Duelo

A luta do preto com o branco, por razões naturais, deixou o organismo confuso. A agitação provocada por um vai de encontro ao relaxamento proporcionado pelo oponente. O preto é mais tranquilidade, reflexão. O branco não. É euforia, empolgação. Fica difícil escolher. Tudo junto, ao mesmo tempo. Pilhado, o de todas as cores chegou de sola e tomou conta do combate até começar a apanhar também. Apresentou um jogo de pernas invejável, aplicou golpes certeiros e, de maneira infantil, falou mais do que devia.

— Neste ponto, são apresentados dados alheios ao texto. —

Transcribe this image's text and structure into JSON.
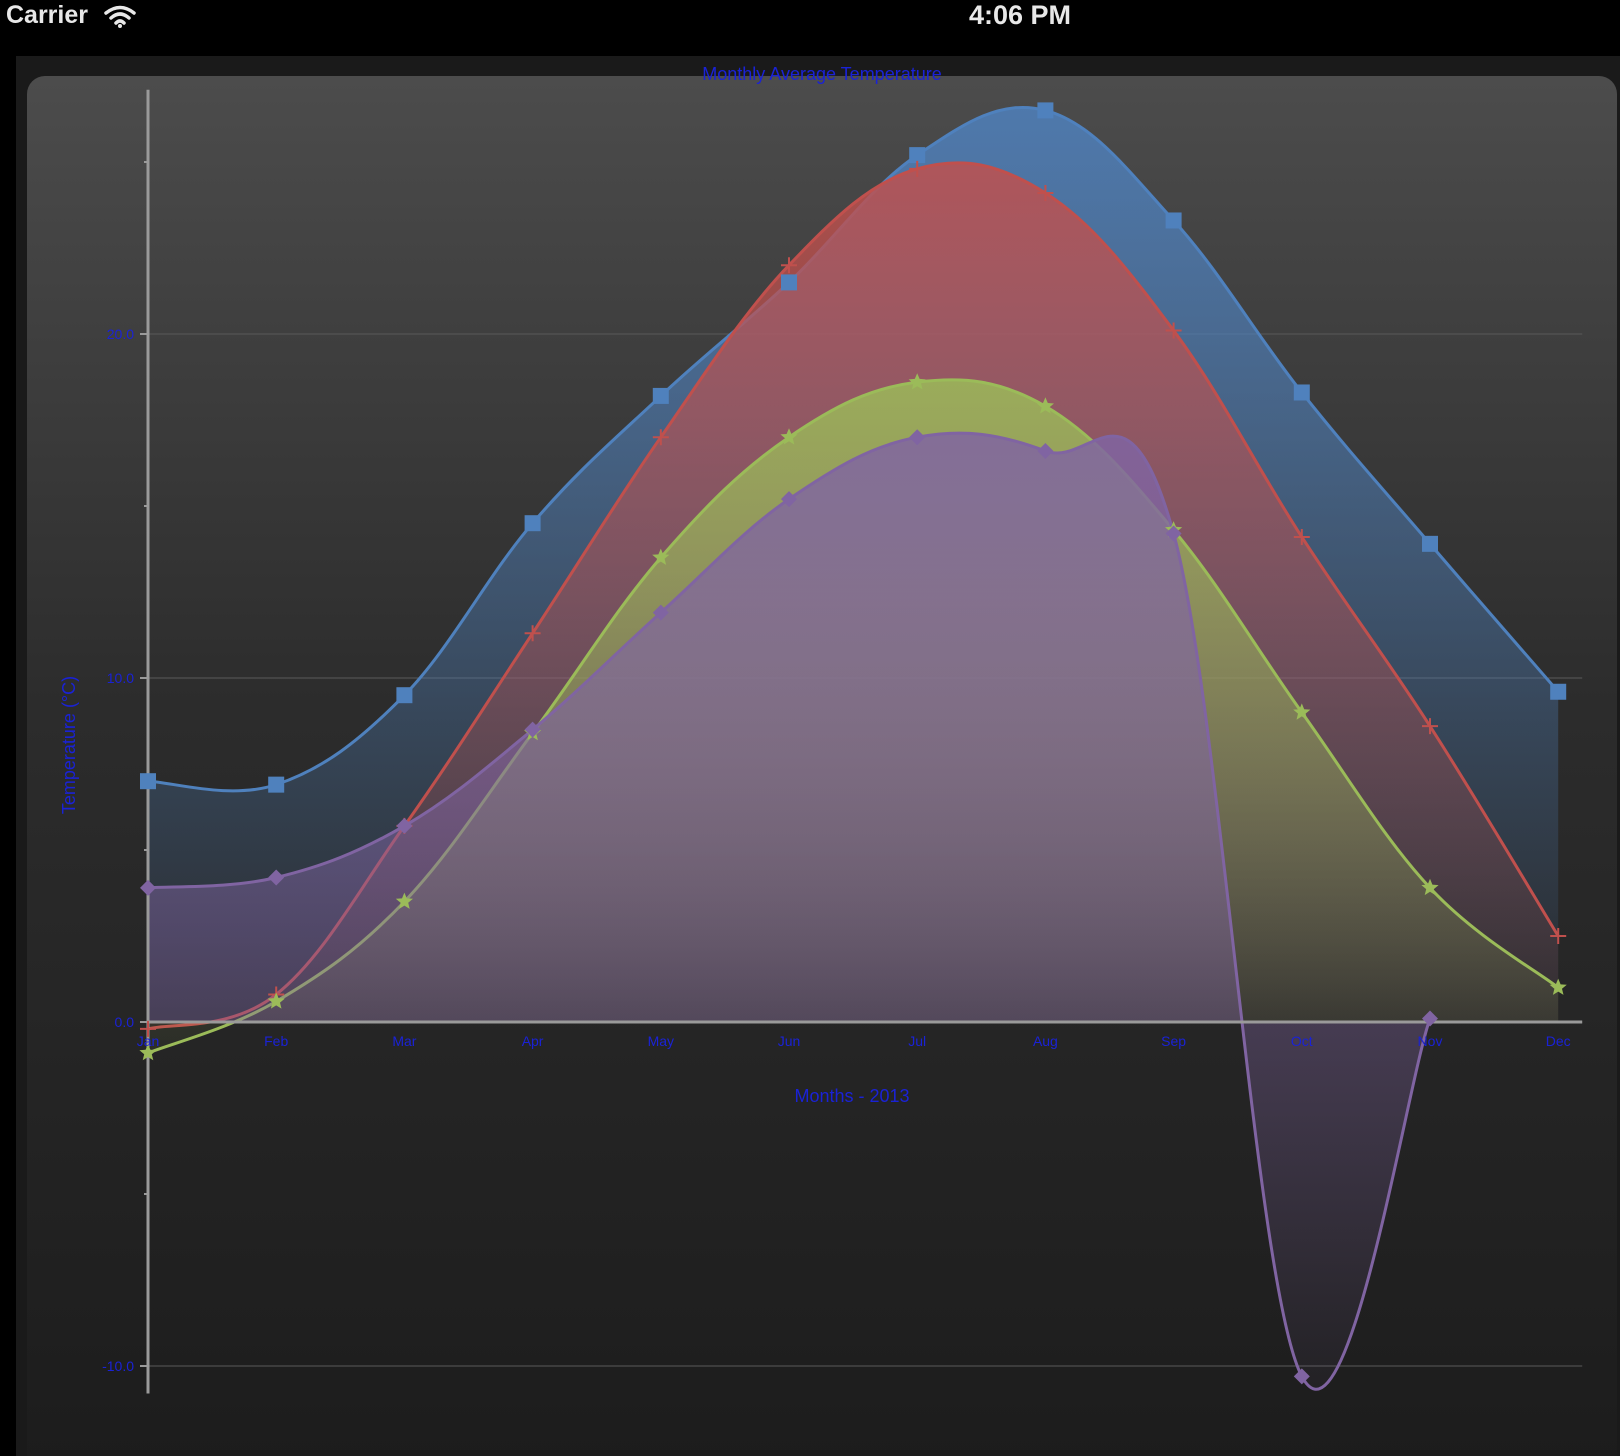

O descolorido, de pé, consciente, esperou o adversário cansar. Reagiu aos poucos. Acertou um soco na barriga, um chute na cabeça e equilibrou o duelo. O corpo é que ficou desnorteado, incapaz de tomar partido. Eliminou os dois.

Quente

O reino do príncipe bisonho, animado, ficou pronto pra festa. Isso porque o cavaleiro insano matou o dragão gigante. A vontade do herói, que saiu sozinho do castelo medieval rumo ao vale sombrio, era salvar e, se possível, comer a princesa querida. Chupa pirulito. Não só pelo sabor do doce, mas também pela imagem sexy que passa pros habitantes do condado. O público, aos poucos, chegou bem vestido no quintal enfeitado. Só faltou um adorno bonito pra janela quadrada. O responsável pela decoração da parede, sujeito simples, teve que tirar o tênis e andar descalço no chão quente.

Sódio

Em crise renal provocada pelo consumo excessivo de cloreto de sódio, curvou o tronco com a mão direita apoiada na cintura. Fez cara feia e sofreu quieto. Quando a dor passou, esticou o corpo e respirou o ar disponível. Precisava tanto sair de casa que saiu assim mesmo. Presenciou a cena: um passarinho, de pena azul e bico preto, voou em direção à parede, não desviou e bateu de cabeça. Apagou na hora. A mulher boa, que também viu a colisão, caminhou até o local e pegou o bicho pra cuidar. Levou numa clínica especializada. Bem recebida, deixou a vítima aos cuidados do médico e aproveitou pra ir na loja do lado. Descobriu o preço do que queria, andou de carro e comeu num restaurante. No dia seguinte, quase certa da resposta, ligou pra ter notícias.

Figura

De frente pra TV que exibia um programa ruim, pegou a nota de dois e leu o nome do bicho desenhado no verso. Tartaruga marinha. Na figura, selecionada por profissionais do ramo, aparecem quatro representantes da espécie: a mãe e três filhotes. Ficou preocupado porque nadavam em direções diferentes. Caso permaneçam fiéis à diagonal proposta pela imagem, os jovens vão se perder da progenitora, que, com semblante fechado, segue o próprio caminho. Mas pode ser outra coisa. De repente é só uma tartaruga grande que passa perto das pequenas no instante retratado. Sem parentesco. Imaginou os jovens abandonados num ponto qualquer do oceano. O lugar que ocupariam no espaço, variável de acordo com o peso, altura e movimentação de cada um, pouco importa quando ninguém se preocupa.